Rio protest: Brazil police demand tougher protection laws
- Published
Hundreds of Brazilian police officers and their relatives have taken part in a protest in Rio de Janeiro to demand tougher legislation for crimes against the police.
They are demanding changes in the penal code so that the killing of police officers be treated as heinous crimes.
Eighty officers were killed in the line of duty in Rio this year alone.
In most cases, they died fighting the criminal gangs that control many of the city's shantytowns, or favelas.
During the week, protesters laid crosses on the sand of Copacabana beach with the names of the dead.
Wearing predominantly black, some 500 people staged a march on Sunday to raise awareness to the problem.
'War in Rio'
Many argue that while police brutality gets the headlines in Brazil and abroad, violence against police officer does not get the same media attention or the required legal protection.
"We want people to understand that there is a war going on in Rio de Janeiro," one of the protest organisers, Cpl Flavia Louzada, told Extra newspaper.

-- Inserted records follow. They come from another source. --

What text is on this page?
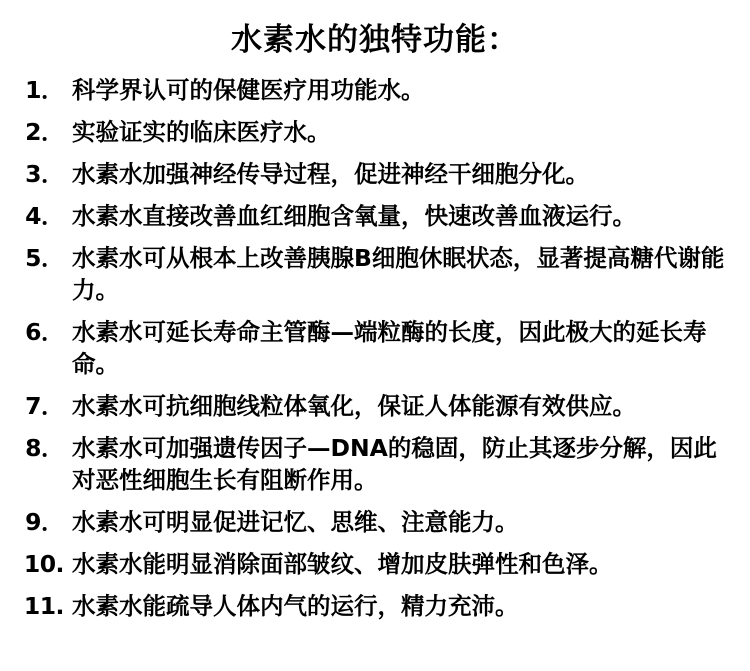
水素水的独特功能：
1． 科学界认可的保健医疗用功能水。
2． 实验证实的临床医疗水。
3． 水素水加强神经传导过程，促进神经干细胞分化。
4． 水素水直接改善血红细胞含氧量，快速改善血液运行。
5． 水素水可从根本上改善胰腺B细胞休眠状态，显著提高糖代谢能力。
6． 水素水可延长寿命主管酶—端粒酶的长度，因此极大的延长寿命。
7． 水素水可抗细胞线粒体氧化，保证人体能源有效供应。
8． 水素水可加强遗传因子—DNA的稳固，防止其逐步分解，因此对恶性细胞生长有阻断作用。
9． 水素水可明显促进记忆、思维、注意能力。
10. 水素水能明显消除面部皱纹、增加皮肤弹性和色泽。
11. 水素水能疏导人体内气的运行，精力充沛。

She said that the families of police officers killed in the line of duty got little financial support from the corporation.
"It takes at least four months, often more, for the families to begin receiving any benefit."
The protesters also called for extra security measures in the units set up in some of Rio's main favelas ahead of the Olympics the city will host in 2016.
The Pacifying Police Unit programme, or UPP, was launched in Rio in 2008, ahead of this year's World Cup.
It has since then managed to rid some of the city's most dangerous favelas.
But critics say some police officers have acted with brutality, leading to a resurgence of violence in some areas.
Alexander de Oliveira Silva lost both legs during a grenade attack to his post.
He told the AP news agency that he still believes in the programme, but admits that will be difficult to change public opinion and change the view of police.
Brazilian police have killed more than 11,000 people over the past five years, averaging about six killings a day, according to the Brazilian Forum on Public Safety.
The group, which monitors violence said law enforcement agents in the US, by comparison, had killed a similar number over the past 30 years.